Un petit livre choc, d’une écriture épurée et poétique, est en prise avec le thème être mère quelle question ! De quoi s’agit-il ? Quelques lignes dans un journal à la rubrique faits divers : Une femme tue ses enfants après leur avoir payé la fête foraine et les frites.

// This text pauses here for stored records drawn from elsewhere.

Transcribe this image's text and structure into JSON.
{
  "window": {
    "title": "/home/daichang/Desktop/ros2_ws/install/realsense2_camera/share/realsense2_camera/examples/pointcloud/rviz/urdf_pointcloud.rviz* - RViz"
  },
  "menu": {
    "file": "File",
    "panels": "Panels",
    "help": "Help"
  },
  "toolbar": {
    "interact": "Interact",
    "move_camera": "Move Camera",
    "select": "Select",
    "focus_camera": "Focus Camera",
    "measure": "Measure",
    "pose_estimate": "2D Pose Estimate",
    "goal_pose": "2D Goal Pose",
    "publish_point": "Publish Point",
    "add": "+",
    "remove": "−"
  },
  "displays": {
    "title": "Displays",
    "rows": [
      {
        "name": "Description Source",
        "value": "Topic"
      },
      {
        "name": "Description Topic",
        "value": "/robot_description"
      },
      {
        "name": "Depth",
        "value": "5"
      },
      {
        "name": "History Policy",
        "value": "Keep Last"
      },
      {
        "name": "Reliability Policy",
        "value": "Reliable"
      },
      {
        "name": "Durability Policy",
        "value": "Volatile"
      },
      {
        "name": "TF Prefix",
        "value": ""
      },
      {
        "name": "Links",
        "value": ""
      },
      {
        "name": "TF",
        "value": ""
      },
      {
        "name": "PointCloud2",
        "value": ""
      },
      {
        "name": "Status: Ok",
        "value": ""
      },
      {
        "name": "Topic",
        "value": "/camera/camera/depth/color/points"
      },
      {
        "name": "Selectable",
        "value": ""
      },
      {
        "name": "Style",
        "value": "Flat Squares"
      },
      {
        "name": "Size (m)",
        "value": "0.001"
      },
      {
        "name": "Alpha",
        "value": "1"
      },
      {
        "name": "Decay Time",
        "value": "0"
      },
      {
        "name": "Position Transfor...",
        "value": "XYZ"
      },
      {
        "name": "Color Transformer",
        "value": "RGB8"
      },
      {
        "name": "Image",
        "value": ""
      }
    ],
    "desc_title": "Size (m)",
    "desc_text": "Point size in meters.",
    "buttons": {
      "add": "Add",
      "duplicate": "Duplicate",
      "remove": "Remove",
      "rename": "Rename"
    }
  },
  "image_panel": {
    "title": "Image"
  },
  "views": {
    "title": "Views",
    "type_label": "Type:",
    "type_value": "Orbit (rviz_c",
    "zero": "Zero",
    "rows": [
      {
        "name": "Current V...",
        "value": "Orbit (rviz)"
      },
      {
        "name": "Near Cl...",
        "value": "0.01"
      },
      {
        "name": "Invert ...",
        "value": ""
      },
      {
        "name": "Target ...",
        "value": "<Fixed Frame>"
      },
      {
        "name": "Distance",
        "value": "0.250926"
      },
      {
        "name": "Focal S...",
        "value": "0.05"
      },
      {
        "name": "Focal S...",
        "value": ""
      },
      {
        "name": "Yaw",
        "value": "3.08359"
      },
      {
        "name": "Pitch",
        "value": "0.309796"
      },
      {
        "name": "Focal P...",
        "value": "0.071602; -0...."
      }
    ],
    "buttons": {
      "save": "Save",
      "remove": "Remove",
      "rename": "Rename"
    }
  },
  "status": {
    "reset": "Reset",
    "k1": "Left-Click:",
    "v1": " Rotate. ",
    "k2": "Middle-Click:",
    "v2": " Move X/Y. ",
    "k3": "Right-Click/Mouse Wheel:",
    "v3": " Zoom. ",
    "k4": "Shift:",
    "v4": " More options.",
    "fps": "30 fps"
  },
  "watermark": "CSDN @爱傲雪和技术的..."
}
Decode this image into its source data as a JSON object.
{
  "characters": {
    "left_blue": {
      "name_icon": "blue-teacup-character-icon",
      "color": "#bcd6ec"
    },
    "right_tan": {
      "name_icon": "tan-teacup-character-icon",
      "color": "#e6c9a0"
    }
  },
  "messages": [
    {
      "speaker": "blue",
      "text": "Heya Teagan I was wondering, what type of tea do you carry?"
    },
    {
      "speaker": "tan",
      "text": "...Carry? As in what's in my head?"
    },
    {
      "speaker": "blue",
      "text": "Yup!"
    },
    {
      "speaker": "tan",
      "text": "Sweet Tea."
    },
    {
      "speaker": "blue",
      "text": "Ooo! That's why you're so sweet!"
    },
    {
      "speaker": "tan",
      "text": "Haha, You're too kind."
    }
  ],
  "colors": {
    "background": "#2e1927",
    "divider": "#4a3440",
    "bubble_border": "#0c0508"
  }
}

Le caractère terrible de cette phrase saisit Véronique Olmi, dramaturge. De ce surgissement du réel naît une fiction, Bord de mer[1], son premier roman dont la lecture éprouvante bouleverse le lecteur. Le talent de V. Olmi consiste à nous introduire dans l’univers mental de son personnage. Dans ce récit situé après-coup, elle donne la parole à la narratrice, long monologue intérieur d’une femme, mère de deux enfants, qui se clôt dans un hurlement. Alors que la lecture avait déjà créé une inquiétante étrangeté, le lecteur est saisi d’effroi à la fin du récit. La narratrice dont nous ne saurons pas le nom, sera auteur d’un double filicide[2]. Le récit éclaire à minima les coordonnées de son acte. En filigrane, le lecteur pressent le caractère désespéré du voyage qu’elle entreprend.

Elle vit seule avec ses deux enfants, Stan et Kevin (neuf et cinq ans). Pour la première fois, elle les emmène découvrir la mer, elle se l’était juré. Le récit commence quand ils prennent le dernier car du soir. Les enfants sont inquiets de partir en semaine en période scolaire. Il pleut, l’hôtel est minable, il fait froid, l’argent manque, elle a oublié sa « chimie ». C’est une mer déchaînée qui est au rendez-vous, non la belle bleue. Dans la ville, on les regarde, elle perçoit de l’énervement, du dégoût à leur égard. Rien ne va comme elle aurait voulu.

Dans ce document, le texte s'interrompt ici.